Same pooled dataset (n = 324 = 300 lab + 24 post-burnin field) driving a logistic regression for the ≥126 CFU/100 mL threshold. 18 positives total (9 lab from the Jan 8 contamination event + 9 field post-burnin). Features: mon2_corrected (z-scored per LOO fold) using the pooled-fit ρ = −0.2015/°C and k = +0.00936/NTU, plus barcode dummies for all 6 non-reference sensors (reference: 50030). One free continuous coefficient + 6 fixed-effect intercepts. LOO-CV. Single-event caveat applies to the lab positives — all 9 lab ≥126 readings are from Jan 8; field positives are from independent grabs across multiple sensors.
How does the Lume compare against the two EPA-approved laboratory methods — Colilert (IDEXX) and membrane filtration (MF) — and against itself when retrained on a different reference? Each column analyzes paired samples across three frameworks: log-log regression (top), Bland-Altman agreement (middle), and categorical classification (bottom).

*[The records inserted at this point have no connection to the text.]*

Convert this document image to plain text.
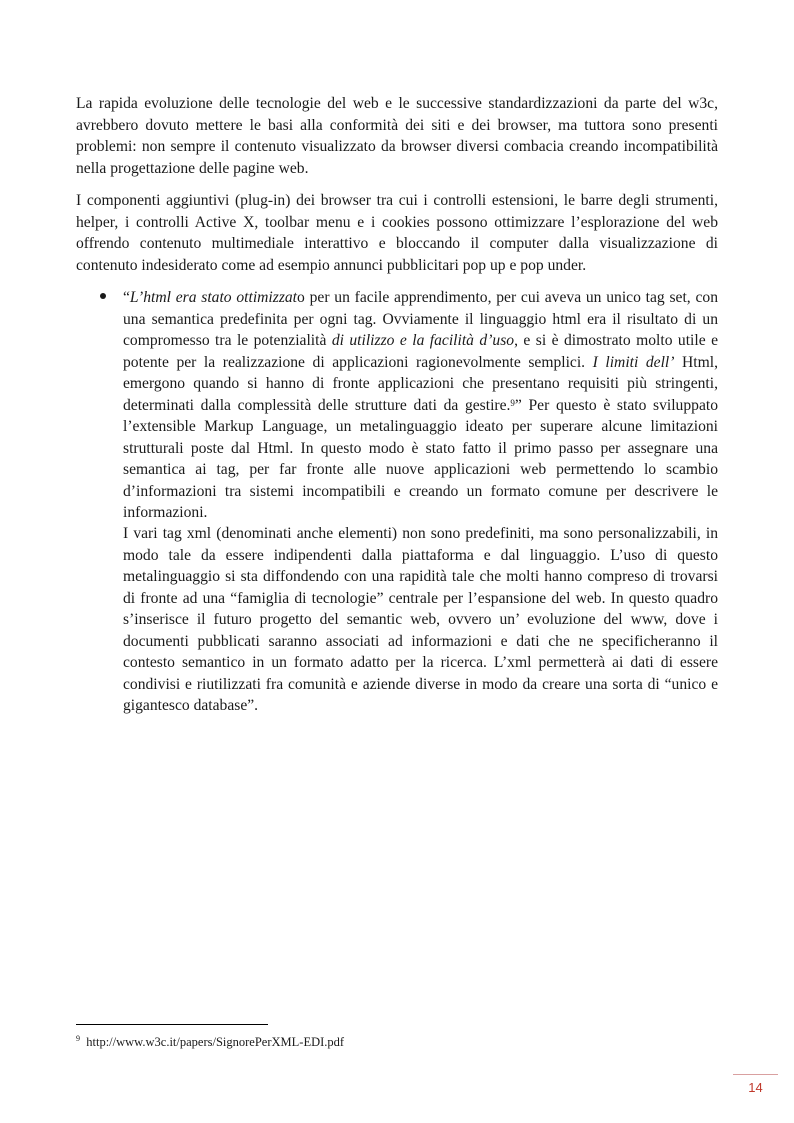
La rapida evoluzione delle tecnologie del web e le successive standardizzazioni da parte del w3c, avrebbero dovuto mettere le basi alla conformità dei siti e dei browser, ma tuttora sono presenti problemi: non sempre il contenuto visualizzato da browser diversi combacia creando incompatibilità nella progettazione delle pagine web.

I componenti aggiuntivi (plug-in) dei browser tra cui i controlli estensioni, le barre degli strumenti, helper, i controlli Active X, toolbar menu e i cookies possono ottimizzare l’esplorazione del web offrendo contenuto multimediale interattivo e bloccando il computer dalla visualizzazione di contenuto indesiderato come ad esempio annunci pubblicitari pop up e pop under.

“L’html era stato ottimizzato per un facile apprendimento, per cui aveva un unico tag set, con una semantica predefinita per ogni tag. Ovviamente il linguaggio html era il risultato di un compromesso tra le potenzialità di utilizzo e la facilità d’uso, e si è dimostrato molto utile e potente per la realizzazione di applicazioni ragionevolmente semplici. I limiti dell’ Html, emergono quando si hanno di fronte applicazioni che presentano requisiti più stringenti, determinati dalla complessità delle strutture dati da gestire.$^9$” Per questo è stato sviluppato l’extensible Markup Language, un metalinguaggio ideato per superare alcune limitazioni strutturali poste dal Html. In questo modo è stato fatto il primo passo per assegnare una semantica ai tag, per far fronte alle nuove applicazioni web permettendo lo scambio d’informazioni tra sistemi incompatibili e creando un formato comune per descrivere le informazioni.

I vari tag xml (denominati anche elementi) non sono predefiniti, ma sono personalizzabili, in modo tale da essere indipendenti dalla piattaforma e dal linguaggio. L’uso di questo metalinguaggio si sta diffondendo con una rapidità tale che molti hanno compreso di trovarsi di fronte ad una “famiglia di tecnologie” centrale per l’espansione del web. In questo quadro s’inserisce il futuro progetto del semantic web, ovvero un’ evoluzione del www, dove i documenti pubblicati saranno associati ad informazioni e dati che ne specificheranno il contesto semantico in un formato adatto per la ricerca. L’xml permetterà ai dati di essere condivisi e riutilizzati fra comunità e aziende diverse in modo da creare una sorta di “unico e gigantesco database”.

$^9$ http://www.w3c.it/papers/SignorePerXML-EDI.pdf
14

The dedicated method comparison study pairs Colilert (n = 2 replicates) with membrane filtration (n = 3 replicates) across 161 datetimes; 8 zero-valued pairs are excluded from the log-scale analysis, yielding 153 observations. The two EPA-approved methods show R² = 0.572 with a +0.35 log10 bias — MF systematically reads ~2.2× higher than Colilert. 95% limits of agreement span [−0.64, +1.34], meaning paired lab samples can differ by up to ~22× in either direction. Categorical accuracy is 0.66 (Cohen’s κ = 0.40), i.e. “fair” agreement. This inter-method disagreement sets the ceiling for what any sensor can be expected to achieve against either reference.

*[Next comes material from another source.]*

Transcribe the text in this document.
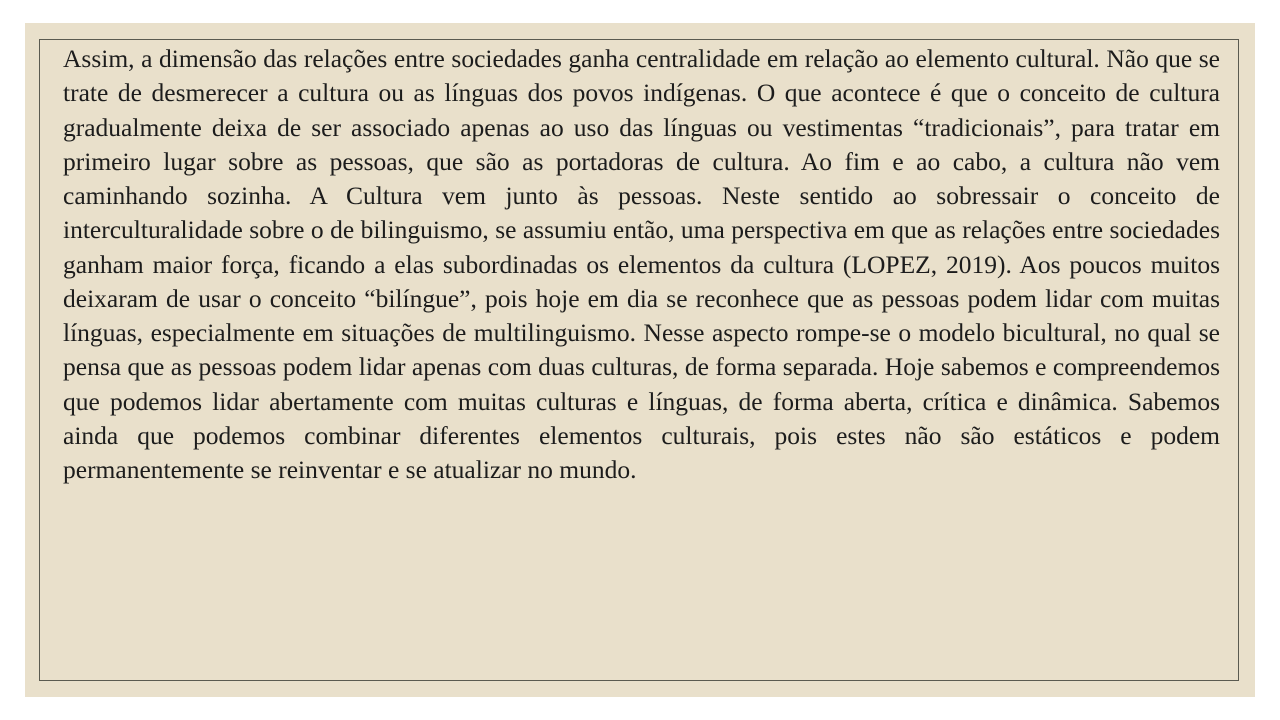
Assim, a dimensão das relações entre sociedades ganha centralidade em relação ao elemento cultural. Não que se trate de desmerecer a cultura ou as línguas dos povos indígenas. O que acontece é que o conceito de cultura gradualmente deixa de ser associado apenas ao uso das línguas ou vestimentas “tradicionais”, para tratar em primeiro lugar sobre as pessoas, que são as portadoras de cultura. Ao fim e ao cabo, a cultura não vem caminhando sozinha. A Cultura vem junto às pessoas. Neste sentido ao sobressair o conceito de interculturalidade sobre o de bilinguismo, se assumiu então, uma perspectiva em que as relações entre sociedades ganham maior força, ficando a elas subordinadas os elementos da cultura (LOPEZ, 2019). Aos poucos muitos deixaram de usar o conceito “bilíngue”, pois hoje em dia se reconhece que as pessoas podem lidar com muitas línguas, especialmente em situações de multilinguismo. Nesse aspecto rompe-se o modelo bicultural, no qual se pensa que as pessoas podem lidar apenas com duas culturas, de forma separada. Hoje sabemos e compreendemos que podemos lidar abertamente com muitas culturas e línguas, de forma aberta, crítica e dinâmica. Sabemos ainda que podemos combinar diferentes elementos culturais, pois estes não são estáticos e podem permanentemente se reinventar e se atualizar no mundo.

The Colilert-trained Lume regression is evaluated against Colilert across all bench (n = 176) and field (n = 33) observations. The sensor achieves R² = 0.881, a bias of 0.00 log10, and tight limits of agreement [−0.42, +0.42] — Lume predictions stay within ~2.6× of the reference. Categorical accuracy is 0.89 with κ = 0.88, which is “almost perfect” agreement. Against its training reference, the Lume performs as well as or better than the two EPA methods perform against each other.
The same Colilert-trained Lume model is now evaluated against membrane filtration — a reference method it was never trained on. Performance drops to R² = 0.514 with LoA [−0.80, +0.83] and categorical accuracy 0.84 (κ = 0.65). Critically, the ~0.37 drop in R² from column 2 to column 3 is of the same order as the inter-method disagreement between Colilert and MF themselves (column 1, R² = 0.572). Most of the apparent loss is attributable to reference-method disagreement, not sensor limitations.

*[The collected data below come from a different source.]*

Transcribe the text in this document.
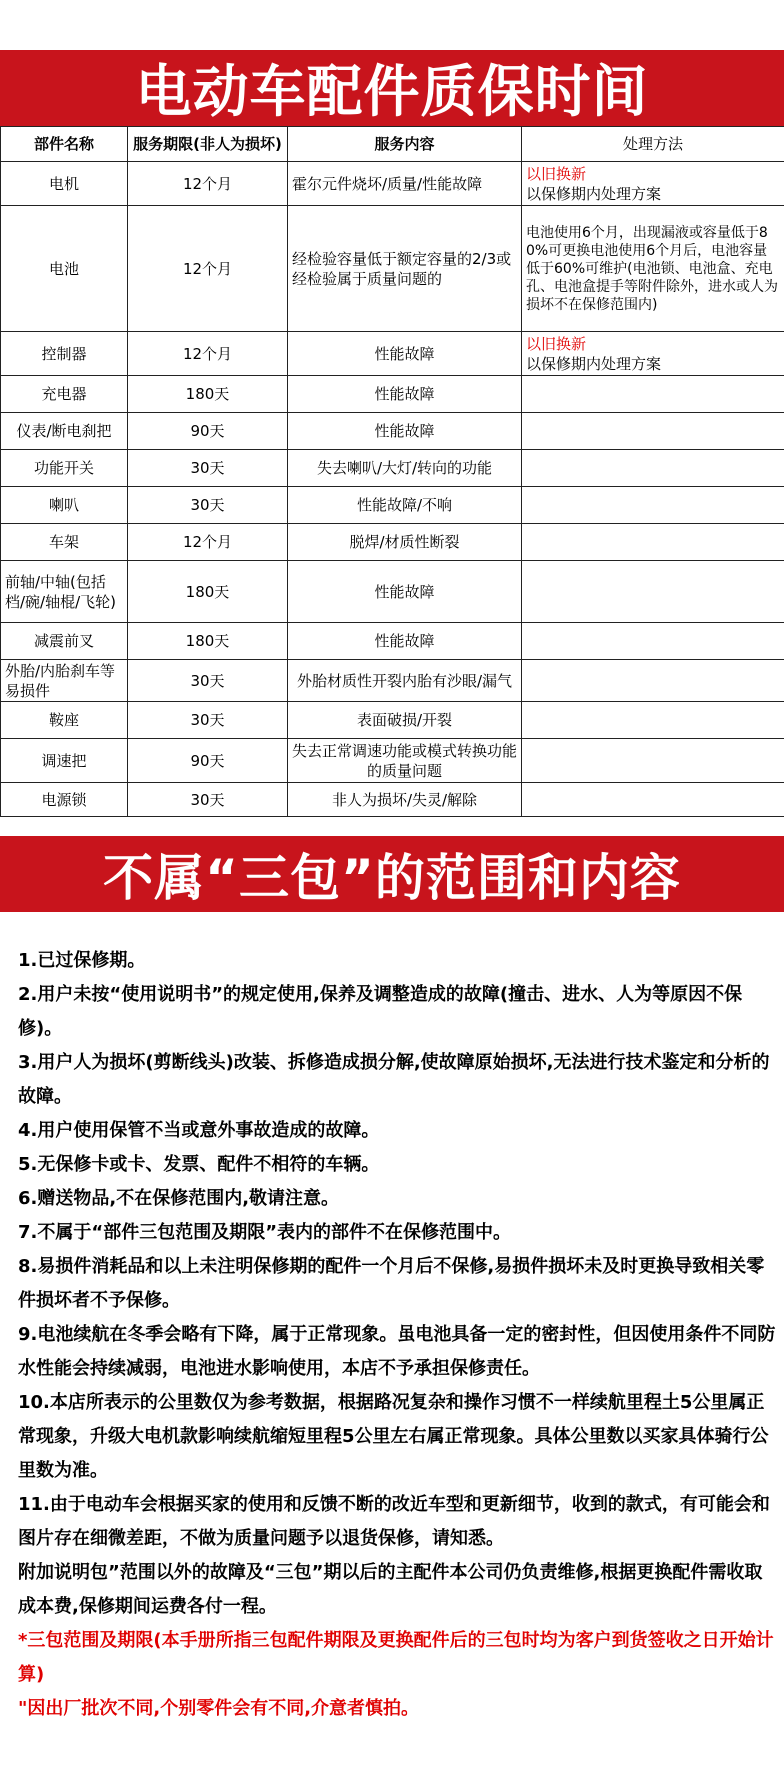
电动车配件质保时间
部件名称	服务期限(非人为损坏)	服务内容	处理方法
电机	12个月	霍尔元件烧坏/质量/性能故障	以旧换新
以保修期内处理方案

电池	12个月	经检验容量低于额定容量的2/3或经检验属于质量问题的	电池使用6个月，出现漏液或容量低于80%可更换电池使用6个月后，电池容量低于60%可维护(电池锁、电池盒、充电孔、电池盒提手等附件除外，进水或人为损坏不在保修范围内)
控制器	12个月	性能故障	以旧换新
以保修期内处理方案

充电器	180天	性能故障	
仪表/断电刹把	90天	性能故障	
功能开关	30天	失去喇叭/大灯/转向的功能	
喇叭	30天	性能故障/不响	
车架	12个月	脱焊/材质性断裂	
前轴/中轴(包括档/碗/轴棍/飞轮)	180天	性能故障	
减震前叉	180天	性能故障	
外胎/内胎刹车等易损件	30天	外胎材质性开裂内胎有沙眼/漏气	
鞍座	30天	表面破损/开裂	
调速把	90天	失去正常调速功能或模式转换功能的质量问题	
电源锁	30天	非人为损坏/失灵/解除	
不属“三包”的范围和内容

1.已过保修期。

2.用户未按“使用说明书”的规定使用,保养及调整造成的故障(撞击、进水、人为等原因不保修)。

3.用户人为损坏(剪断线头)改装、拆修造成损分解,使故障原始损坏,无法进行技术鉴定和分析的故障。

4.用户使用保管不当或意外事故造成的故障。

5.无保修卡或卡、发票、配件不相符的车辆。

6.赠送物品,不在保修范围内,敬请注意。

7.不属于“部件三包范围及期限”表内的部件不在保修范围中。

8.易损件消耗品和以上未注明保修期的配件一个月后不保修,易损件损坏未及时更换导致相关零件损坏者不予保修。

9.电池续航在冬季会略有下降，属于正常现象。虽电池具备一定的密封性，但因使用条件不同防水性能会持续减弱，电池进水影响使用，本店不予承担保修责任。

10.本店所表示的公里数仅为参考数据，根据路况复杂和操作习惯不一样续航里程土5公里属正常现象，升级大电机款影响续航缩短里程5公里左右属正常现象。具体公里数以买家具体骑行公里数为准。

11.由于电动车会根据买家的使用和反馈不断的改近车型和更新细节，收到的款式，有可能会和图片存在细微差距，不做为质量问题予以退货保修，请知悉。

附加说明包”范围以外的故障及“三包”期以后的主配件本公司仍负责维修,根据更换配件需收取成本费,保修期间运费各付一程。

*三包范围及期限(本手册所指三包配件期限及更换配件后的三包时均为客户到货签收之日开始计算)

"因出厂批次不同,个别零件会有不同,介意者慎拍。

To isolate the effect of reference-method choice, the Lume regression is refit using MF as the training target, over the full bucket dataset. Performance jumps back to R² = 0.872 — essentially matching the Colilert-trained model against Colilert. Bias is 0.00 with LoA [−0.93, +0.93]; the slightly wider LoA reflects the higher within-method variability of MF replicates (57.9% RPD vs. 43.5% for Colilert), not a sensor deficiency. Categorical accuracy is 0.81 (κ = 0.66).
Sensor-to-reference agreement is bounded by reference-method reproducibility, not by Lume hardware. Whichever culture method is adopted as truth, the Lume fits it at R² ≈ 0.87–0.88. The gap between columns 2 and 3 is almost exactly the disagreement between the two lab methods themselves (column 1). The Lume is method-agnostic; its ceiling is set by the reference it is trained against, and it already achieves quantitative performance at or above the inter-method agreement ceiling between the two accepted laboratory techniques — while providing continuous temporal coverage that grab-sample laboratory methods cannot.